騎士団長のお気に召すまま
少し頬を赤らめて戸惑うジルをシアンはまっすぐ見つめて「あなたに頼みたいことがあるんです」と言った。


「そこにいる女性はアメリアといいます。今日からこの騎士団で、あなたと同じ職場で働くことになりました。

そこであなたにアメリアの教育係を頼みたいのです。仕事を教えてあげてください」



アメリアもジルも目を見開いた。
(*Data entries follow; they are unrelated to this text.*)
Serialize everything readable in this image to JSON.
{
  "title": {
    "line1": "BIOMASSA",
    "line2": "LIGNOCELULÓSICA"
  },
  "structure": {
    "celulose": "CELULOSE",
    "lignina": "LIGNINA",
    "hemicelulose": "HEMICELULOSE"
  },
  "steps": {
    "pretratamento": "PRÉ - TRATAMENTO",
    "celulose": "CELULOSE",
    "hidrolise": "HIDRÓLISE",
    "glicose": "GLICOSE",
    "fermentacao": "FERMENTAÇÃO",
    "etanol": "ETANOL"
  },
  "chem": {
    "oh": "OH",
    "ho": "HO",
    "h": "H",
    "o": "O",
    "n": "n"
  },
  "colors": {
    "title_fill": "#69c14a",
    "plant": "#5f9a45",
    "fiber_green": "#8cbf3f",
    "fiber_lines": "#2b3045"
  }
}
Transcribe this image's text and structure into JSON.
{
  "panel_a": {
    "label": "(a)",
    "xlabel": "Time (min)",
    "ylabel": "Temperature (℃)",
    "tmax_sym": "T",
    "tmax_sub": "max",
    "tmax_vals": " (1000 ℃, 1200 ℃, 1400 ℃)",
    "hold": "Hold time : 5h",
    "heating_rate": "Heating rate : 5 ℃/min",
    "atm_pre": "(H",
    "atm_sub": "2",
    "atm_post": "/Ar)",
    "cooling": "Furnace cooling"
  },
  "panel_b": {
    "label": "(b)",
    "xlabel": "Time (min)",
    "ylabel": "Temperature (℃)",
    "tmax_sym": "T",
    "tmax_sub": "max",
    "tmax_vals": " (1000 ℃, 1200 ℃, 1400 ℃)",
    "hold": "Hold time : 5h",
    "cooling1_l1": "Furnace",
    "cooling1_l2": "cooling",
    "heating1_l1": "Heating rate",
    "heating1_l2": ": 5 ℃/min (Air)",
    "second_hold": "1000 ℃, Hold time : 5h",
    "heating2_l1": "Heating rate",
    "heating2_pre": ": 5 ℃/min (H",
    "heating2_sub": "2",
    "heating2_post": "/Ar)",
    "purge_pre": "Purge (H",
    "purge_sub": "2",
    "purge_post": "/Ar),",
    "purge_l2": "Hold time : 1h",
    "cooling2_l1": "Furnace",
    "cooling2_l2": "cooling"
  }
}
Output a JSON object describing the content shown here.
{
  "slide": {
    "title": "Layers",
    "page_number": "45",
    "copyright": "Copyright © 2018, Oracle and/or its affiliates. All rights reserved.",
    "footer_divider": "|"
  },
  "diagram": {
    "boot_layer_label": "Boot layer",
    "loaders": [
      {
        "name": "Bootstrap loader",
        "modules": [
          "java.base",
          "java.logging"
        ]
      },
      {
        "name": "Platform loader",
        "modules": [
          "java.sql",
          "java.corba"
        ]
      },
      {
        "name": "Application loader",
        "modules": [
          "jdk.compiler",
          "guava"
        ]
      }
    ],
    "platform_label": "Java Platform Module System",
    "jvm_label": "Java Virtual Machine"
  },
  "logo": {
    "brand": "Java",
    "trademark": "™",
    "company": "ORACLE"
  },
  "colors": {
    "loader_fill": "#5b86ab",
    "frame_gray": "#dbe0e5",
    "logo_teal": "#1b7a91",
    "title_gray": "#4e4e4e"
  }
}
それからお互いに顔を見合わせる。


「はあ?あたしがこいつの教育係?」


信じられないと言わんばかりに目を見開いているジルに、シアンは「お願いできますか?」と問う。

それを聞いたジルは溜息を吐いた。


「…団長であるあんたのお願いを、この騎士団の誰が断れるっていうんですか」


それはつまり了承の意味だった。

それを分かったらしいシアンは「では後は頼みます」と言った。


その言葉を聞いたジルは部屋を出て行こうとする。

何が起こったのか呆然と立ち尽くすアメリアに、ジルは「何やってんだよ」と眉間にしわを寄せる。


「早く行くよ!」


それから腕を掴んで引っ張って行こうとするので、アメリアは「す、すみません!」と謝るしかなかった。


「失礼します!」


なんとかアメリアが扉が閉まる前にそう言い切ると、すぐさまバタンと扉が閉まった。

2人が出て行った後の団長室は一気に静かになった。まるで嵐が過ぎ去ったみたいだとシアンは溜息を吐く。



「いやあ、面白い人だなァ、アメリア嬢は」


「こいつは面白くなるぞ」とレオナルドは肩を揺らして笑いを堪えようとする。

そんなレオナルドを横目で見ながら「そうですね」とシアンはあいまいな返事をした。